SAWT BEIRUT INTERNATIONAL

| 5 October 2022, Wednesday |

La Russie souffre des conséquences des sanctions

Moscou a commencé à ressentir une certaine inquiétude quant aux résultats des sanctions occidentales et des campagnes de boycott à son encontre, suite à son invasion militaire de l’Ukraine, car elle a commencé à rencontrer des difficultés pour déverser sa production de pétrole, les importateurs craignant des campagnes de condamnation, entraînant d’éventuelles sanctions à l’avenir, ainsi que des difficultés logistiques.

« Les échanges de pétrole brut sont toujours gelés et nous considérons que 70 % du marché est paralysé », a déclaré Livia Gallarati, analyste chez Energy Aspects.

En raison de la dépendance du marché occidental, notamment européen, aux dérivés du pétrole russe, les Occidentaux ont jusqu’à présent tenu à neutraliser le secteur énergétique, essentiel pour l’Europe des sanctions imposées, puisque l’Allemagne, par exemple, importe 55 % de ses besoins en gaz de Russie.
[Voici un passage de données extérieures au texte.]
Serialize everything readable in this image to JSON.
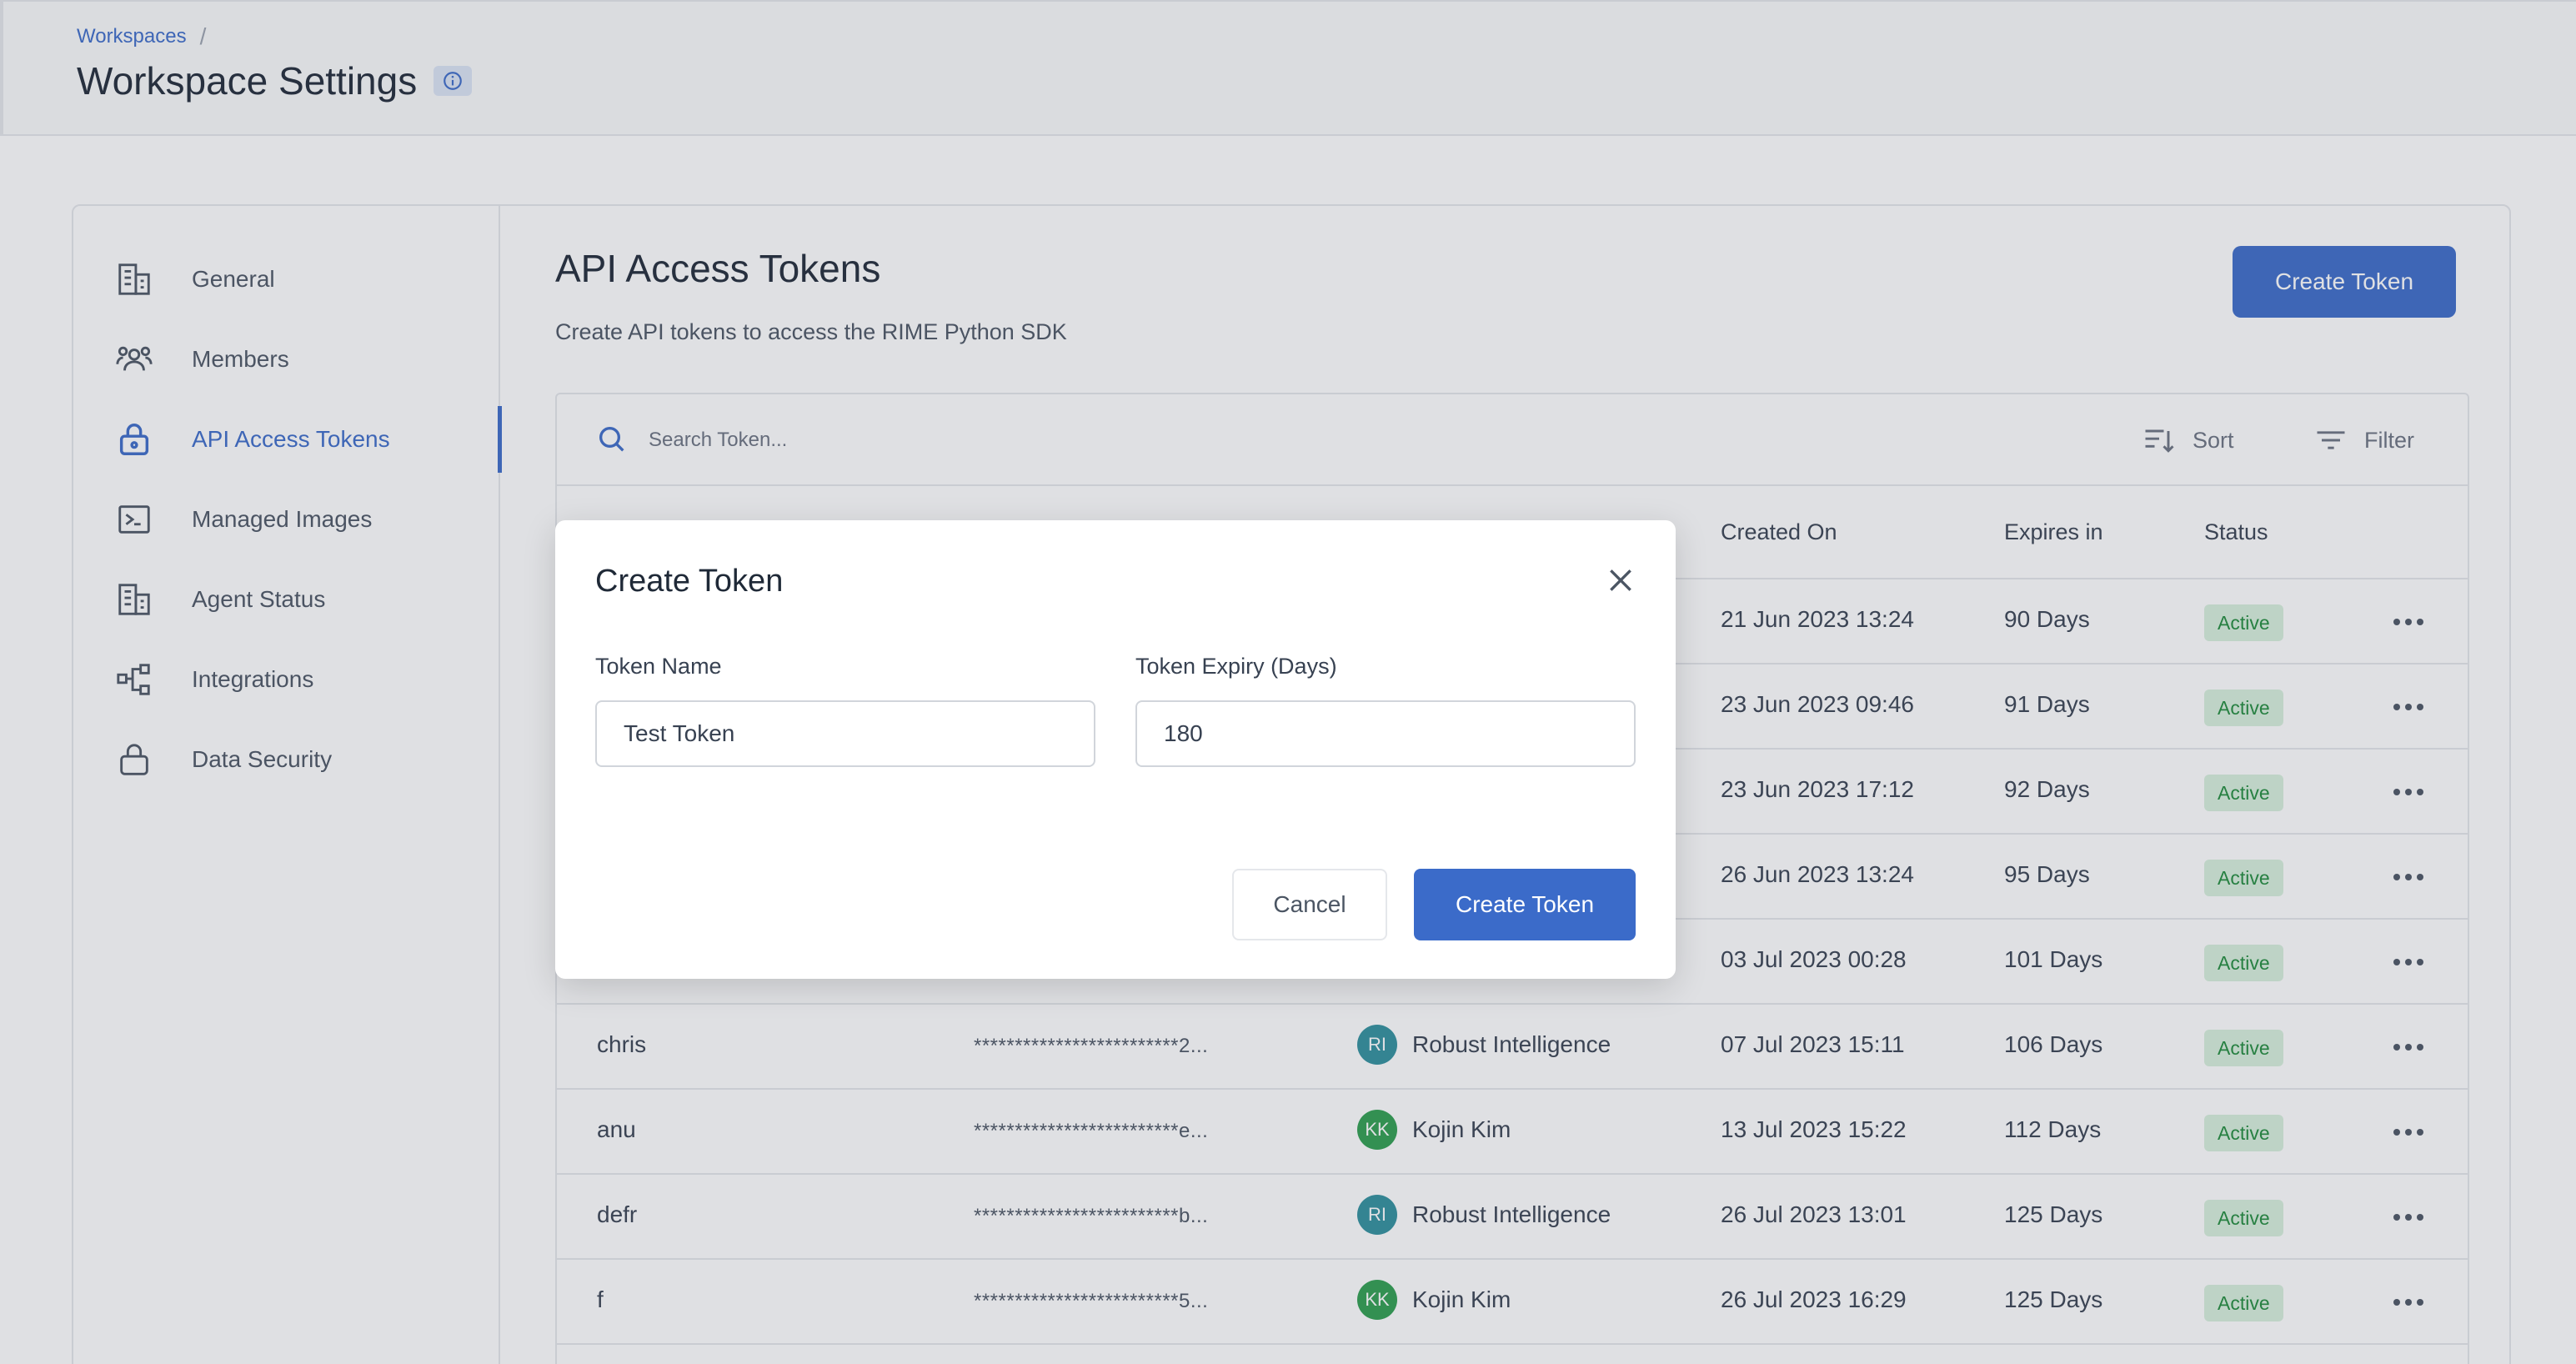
{
  "header": {
    "breadcrumb": "Workspaces",
    "breadcrumb_sep": "/",
    "title": "Workspace Settings"
  },
  "sidebar": {
    "items": [
      {
        "label": "General",
        "icon": "building-icon"
      },
      {
        "label": "Members",
        "icon": "members-icon"
      },
      {
        "label": "API Access Tokens",
        "icon": "lock-icon",
        "active": true
      },
      {
        "label": "Managed Images",
        "icon": "terminal-icon"
      },
      {
        "label": "Agent Status",
        "icon": "building-icon"
      },
      {
        "label": "Integrations",
        "icon": "integrations-icon"
      },
      {
        "label": "Data Security",
        "icon": "lock-icon"
      }
    ]
  },
  "content": {
    "title": "API Access Tokens",
    "subtitle": "Create API tokens to access the RIME Python SDK",
    "create_button": "Create Token"
  },
  "toolbar": {
    "search_placeholder": "Search Token...",
    "sort_label": "Sort",
    "filter_label": "Filter"
  },
  "table": {
    "columns": [
      "Created On",
      "Expires in",
      "Status"
    ],
    "rows": [
      {
        "name": "",
        "token": "",
        "owner": "",
        "initials": "",
        "created": "21 Jun 2023 13:24",
        "expires": "90 Days",
        "status": "Active"
      },
      {
        "name": "",
        "token": "",
        "owner": "",
        "initials": "",
        "created": "23 Jun 2023 09:46",
        "expires": "91 Days",
        "status": "Active"
      },
      {
        "name": "",
        "token": "",
        "owner": "",
        "initials": "",
        "created": "23 Jun 2023 17:12",
        "expires": "92 Days",
        "status": "Active"
      },
      {
        "name": "",
        "token": "",
        "owner": "",
        "initials": "",
        "created": "26 Jun 2023 13:24",
        "expires": "95 Days",
        "status": "Active"
      },
      {
        "name": "",
        "token": "",
        "owner": "",
        "initials": "",
        "created": "03 Jul 2023 00:28",
        "expires": "101 Days",
        "status": "Active"
      },
      {
        "name": "chris",
        "token": "*************************2...",
        "owner": "Robust Intelligence",
        "initials": "RI",
        "created": "07 Jul 2023 15:11",
        "expires": "106 Days",
        "status": "Active"
      },
      {
        "name": "anu",
        "token": "*************************e...",
        "owner": "Kojin Kim",
        "initials": "KK",
        "created": "13 Jul 2023 15:22",
        "expires": "112 Days",
        "status": "Active"
      },
      {
        "name": "defr",
        "token": "*************************b...",
        "owner": "Robust Intelligence",
        "initials": "RI",
        "created": "26 Jul 2023 13:01",
        "expires": "125 Days",
        "status": "Active"
      },
      {
        "name": "f",
        "token": "*************************5...",
        "owner": "Kojin Kim",
        "initials": "KK",
        "created": "26 Jul 2023 16:29",
        "expires": "125 Days",
        "status": "Active"
      }
    ]
  },
  "modal": {
    "title": "Create Token",
    "token_name_label": "Token Name",
    "token_name_value": "Test Token",
    "expiry_label": "Token Expiry (Days)",
    "expiry_value": "180",
    "cancel_label": "Cancel",
    "create_label": "Create Token"
  },
  "colors": {
    "accent": "#3b6bc9",
    "avatar_ri": "#2f8f9d",
    "avatar_kk": "#2e9e4f",
    "status_bg": "#d7f0dc",
    "status_text": "#1f8a3b"
  }
}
En ce qui concerne le pétrole, la Russie est le deuxième exportateur mondial de brut après l’Arabie saoudite.

Mais si les livraisons par oléoducs se poursuivent, de nombreux courtiers et raffineries préfèrent se tenir à l’écart du pétrole russe, malgré les pressions auxquelles l’approvisionnement en pétrole est soumis.

Cette incertitude contribue à la hausse des prix, qui enregistrent déjà des records successifs, le baril de Brent, référence européenne, atteignant plus de 110 dollars, contre moins de 65 dollars il y a un an.

Et aux dangers de voir les gouvernements occidentaux changer d’avis et cibler le pétrole avec leurs sanctions, les analystes soulignent la possibilité d’une dénonciation publique des importateurs.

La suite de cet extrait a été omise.